Panorama 3

Une langue sous influence

Où l’on remonte aux sources du maltais.

1966, La Valette. Dans le cadre de leurs recherches, le père Fsadni et le Professeur Wettinger ont le nez dans des archives notariales, lorsque qu’un document attire leur attention. À la fin d’un registre on ne peut plus administratif, une page dénote par sa mise en forme en strophes…


Après investigation, les deux chercheurs déterminent qu’il s’agit d’un poème rédigé au 15e siècle. Ils tiennent donc entre leurs mains le plus vieux texte littéraire écrit en maltais ancien : Il-Kantilena !

Il-Kantilena (La Cantilène), 15e siècle, Archive Notariale, La Valette (Malte)

Une pépite pour Malte, et encore plus pour l’historien Wettinger. Celui-ci cherche en effet à démontrer les origines “sémitiques” (de langue arabe) du maltais, et ce texte l’aide grandement en ce sens.

Même si Malte fait aujourd’hui partie intégrante de l’Europe, elle a aussi connu une riche influence de l’Afrique du Nord et du Moyen-Orient au cours de son histoire. L’île a en effet été occupée par des peuples arabes dès le 9e siècle avant notre ère, et par intermittence jusqu’à la fin du 11e siècle de notre ère, lorsque les normands de Sicile prennent le pouvoir.




Stèle funéraire de Maïmouna, 1174, marbre, Musée d’archéologie, Citadelle, Rabat, Gozo (Malte)

Malte porte les traces de cette influence dans sa langue, mais aussi dans ses villes : les ruelles tortueuses de Mdina sont l’œuvre de cette occupation. On peut d’ailleurs lire encore aujourd’hui sur de nombreuses plaques de rue de la ville "triq", ce qui signifie "chemin" ou "rue" en arabe.
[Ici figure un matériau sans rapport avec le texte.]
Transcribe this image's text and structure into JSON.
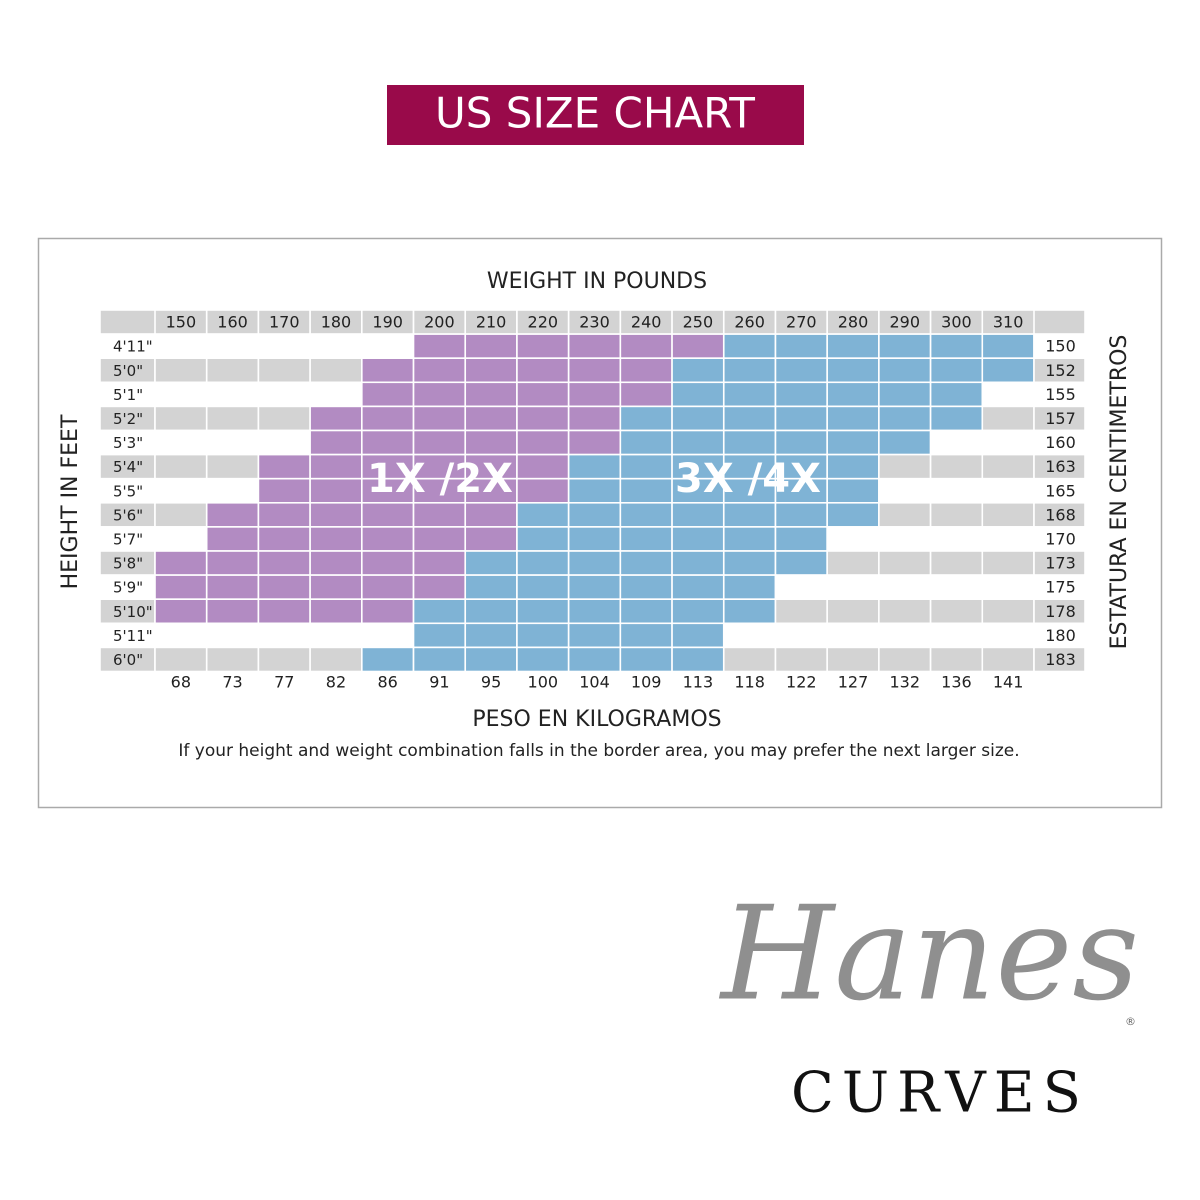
{
  "title": "US SIZE CHART",
  "chart": {
    "x_title": "WEIGHT IN POUNDS",
    "x2_title": "PESO EN KILOGRAMOS",
    "y_title": "HEIGHT IN FEET",
    "y2_title": "ESTATURA EN CENTIMETROS",
    "note": "If your height and weight combination falls in the border area, you may prefer the next larger size.",
    "pounds": [
      150,
      160,
      170,
      180,
      190,
      200,
      210,
      220,
      230,
      240,
      250,
      260,
      270,
      280,
      290,
      300,
      310
    ],
    "kilograms": [
      68,
      73,
      77,
      82,
      86,
      91,
      95,
      100,
      104,
      109,
      113,
      118,
      122,
      127,
      132,
      136,
      141
    ],
    "heights": [
      "4'11\"",
      "5'0\"",
      "5'1\"",
      "5'2\"",
      "5'3\"",
      "5'4\"",
      "5'5\"",
      "5'6\"",
      "5'7\"",
      "5'8\"",
      "5'9\"",
      "5'10\"",
      "5'11\"",
      "6'0\""
    ],
    "centimeters": [
      150,
      152,
      155,
      157,
      160,
      163,
      165,
      168,
      170,
      173,
      175,
      178,
      180,
      183
    ],
    "zones": [
      {
        "label": "1X /2X",
        "color": "#b28bc2"
      },
      {
        "label": "3X /4X",
        "color": "#7fb3d5"
      }
    ],
    "fit": [
      [
        null,
        null,
        null,
        null,
        null,
        "1X /2X",
        "1X /2X",
        "1X /2X",
        "1X /2X",
        "1X /2X",
        "1X /2X",
        "3X /4X",
        "3X /4X",
        "3X /4X",
        "3X /4X",
        "3X /4X",
        "3X /4X"
      ],
      [
        null,
        null,
        null,
        null,
        "1X /2X",
        "1X /2X",
        "1X /2X",
        "1X /2X",
        "1X /2X",
        "1X /2X",
        "3X /4X",
        "3X /4X",
        "3X /4X",
        "3X /4X",
        "3X /4X",
        "3X /4X",
        "3X /4X"
      ],
      [
        null,
        null,
        null,
        null,
        "1X /2X",
        "1X /2X",
        "1X /2X",
        "1X /2X",
        "1X /2X",
        "1X /2X",
        "3X /4X",
        "3X /4X",
        "3X /4X",
        "3X /4X",
        "3X /4X",
        "3X /4X",
        null
      ],
      [
        null,
        null,
        null,
        "1X /2X",
        "1X /2X",
        "1X /2X",
        "1X /2X",
        "1X /2X",
        "1X /2X",
        "3X /4X",
        "3X /4X",
        "3X /4X",
        "3X /4X",
        "3X /4X",
        "3X /4X",
        "3X /4X",
        null
      ],
      [
        null,
        null,
        null,
        "1X /2X",
        "1X /2X",
        "1X /2X",
        "1X /2X",
        "1X /2X",
        "1X /2X",
        "3X /4X",
        "3X /4X",
        "3X /4X",
        "3X /4X",
        "3X /4X",
        "3X /4X",
        null,
        null
      ],
      [
        null,
        null,
        "1X /2X",
        "1X /2X",
        "1X /2X",
        "1X /2X",
        "1X /2X",
        "1X /2X",
        "3X /4X",
        "3X /4X",
        "3X /4X",
        "3X /4X",
        "3X /4X",
        "3X /4X",
        null,
        null,
        null
      ],
      [
        null,
        null,
        "1X /2X",
        "1X /2X",
        "1X /2X",
        "1X /2X",
        "1X /2X",
        "1X /2X",
        "3X /4X",
        "3X /4X",
        "3X /4X",
        "3X /4X",
        "3X /4X",
        "3X /4X",
        null,
        null,
        null
      ],
      [
        null,
        "1X /2X",
        "1X /2X",
        "1X /2X",
        "1X /2X",
        "1X /2X",
        "1X /2X",
        "3X /4X",
        "3X /4X",
        "3X /4X",
        "3X /4X",
        "3X /4X",
        "3X /4X",
        "3X /4X",
        null,
        null,
        null
      ],
      [
        null,
        "1X /2X",
        "1X /2X",
        "1X /2X",
        "1X /2X",
        "1X /2X",
        "1X /2X",
        "3X /4X",
        "3X /4X",
        "3X /4X",
        "3X /4X",
        "3X /4X",
        "3X /4X",
        null,
        null,
        null,
        null
      ],
      [
        "1X /2X",
        "1X /2X",
        "1X /2X",
        "1X /2X",
        "1X /2X",
        "1X /2X",
        "3X /4X",
        "3X /4X",
        "3X /4X",
        "3X /4X",
        "3X /4X",
        "3X /4X",
        "3X /4X",
        null,
        null,
        null,
        null
      ],
      [
        "1X /2X",
        "1X /2X",
        "1X /2X",
        "1X /2X",
        "1X /2X",
        "1X /2X",
        "3X /4X",
        "3X /4X",
        "3X /4X",
        "3X /4X",
        "3X /4X",
        "3X /4X",
        null,
        null,
        null,
        null,
        null
      ],
      [
        "1X /2X",
        "1X /2X",
        "1X /2X",
        "1X /2X",
        "1X /2X",
        "3X /4X",
        "3X /4X",
        "3X /4X",
        "3X /4X",
        "3X /4X",
        "3X /4X",
        "3X /4X",
        null,
        null,
        null,
        null,
        null
      ],
      [
        null,
        null,
        null,
        null,
        null,
        "3X /4X",
        "3X /4X",
        "3X /4X",
        "3X /4X",
        "3X /4X",
        "3X /4X",
        null,
        null,
        null,
        null,
        null,
        null
      ],
      [
        null,
        null,
        null,
        null,
        "3X /4X",
        "3X /4X",
        "3X /4X",
        "3X /4X",
        "3X /4X",
        "3X /4X",
        "3X /4X",
        null,
        null,
        null,
        null,
        null,
        null
      ]
    ]
  },
  "logo": {
    "brand": "Hanes",
    "mark": "®",
    "line": "CURVES"
  }
}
Autant de vestiges qui témoignent des influences multiples ayant œuvré à Malte, entre Europe et continent africain. Une vraie richesse, dont le maltais moderne témoigne : c’est la seule langue d’origine sémitique écrite avec un alphabet latin. Et le poème découvert par nos deux chercheurs a contribué à le démontrer… Ça valait le coup de lire ce registre jusqu’au bout !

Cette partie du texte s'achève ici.